Yes, boys can have body image issues, and it's a growing issue. While most of the conversation on body image issues centers around girls, there is increasing social pressure on boys to conform to an idealized male body image as well. Men's magazines and media focus on professional athletes have combined to give boys unrealistic expectations of how their bodies should develop. In addition, boys' social status can often be directly connected to their relationship relative to the local "alpha" male; so they can also feel great social pressure to take on an alpha role.
So while boys can suffer from body image issues, the ways they deal with controlling their bodies can be very different from girls.
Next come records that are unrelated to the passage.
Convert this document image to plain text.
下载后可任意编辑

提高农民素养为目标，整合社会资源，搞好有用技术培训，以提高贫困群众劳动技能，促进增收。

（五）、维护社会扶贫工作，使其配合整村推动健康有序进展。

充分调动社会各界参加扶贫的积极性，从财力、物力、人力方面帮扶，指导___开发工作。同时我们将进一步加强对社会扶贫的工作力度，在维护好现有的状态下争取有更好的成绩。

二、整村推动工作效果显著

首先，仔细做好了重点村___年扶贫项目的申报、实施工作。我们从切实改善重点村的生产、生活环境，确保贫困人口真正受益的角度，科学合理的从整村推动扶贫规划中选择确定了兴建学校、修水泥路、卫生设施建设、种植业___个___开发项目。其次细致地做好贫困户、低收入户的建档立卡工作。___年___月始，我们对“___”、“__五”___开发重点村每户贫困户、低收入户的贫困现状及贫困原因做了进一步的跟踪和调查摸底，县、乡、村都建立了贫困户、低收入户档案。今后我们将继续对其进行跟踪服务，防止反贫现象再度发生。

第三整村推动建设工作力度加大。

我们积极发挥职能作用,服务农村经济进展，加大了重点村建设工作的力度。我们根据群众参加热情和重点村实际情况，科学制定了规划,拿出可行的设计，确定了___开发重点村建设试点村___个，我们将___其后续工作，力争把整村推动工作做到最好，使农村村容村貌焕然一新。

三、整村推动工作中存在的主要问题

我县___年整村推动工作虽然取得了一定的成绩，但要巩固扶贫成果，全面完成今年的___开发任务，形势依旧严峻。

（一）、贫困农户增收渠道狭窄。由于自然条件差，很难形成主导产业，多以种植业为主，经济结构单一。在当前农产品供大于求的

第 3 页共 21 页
Boys can have eating disorders commonly associated with body image issues, such as anorexia or bulimia; however, boys are generally more concerned with increasing their muscle mass, rather than losing weight. As a result, teen boys suffering from a body image issue will more likely start working out excessively or take steroids and food supplements. Engaging in these practices not only risks a boy's physical health, but can also lead to depression and emotional troubles. If a boy's dissatisfaction with his body is severe enough, it can also lead him to become socially withdrawn.
Parents can help their son avoid body image issues by being sensitive to the rate of their son's development. Teasing boys (or girls) about their bodies or how they compare to the development of their peers can have a devastating effect on their self-esteem. Parents can be supportive of their boys by helping them manage their expectations of what the average teen boy looks like, placing media ads in context, and watching what their teens eat and how they work out. Since many boys are also on sports teams, coaches can also play a valuable role in keeping boys happy with their physical development.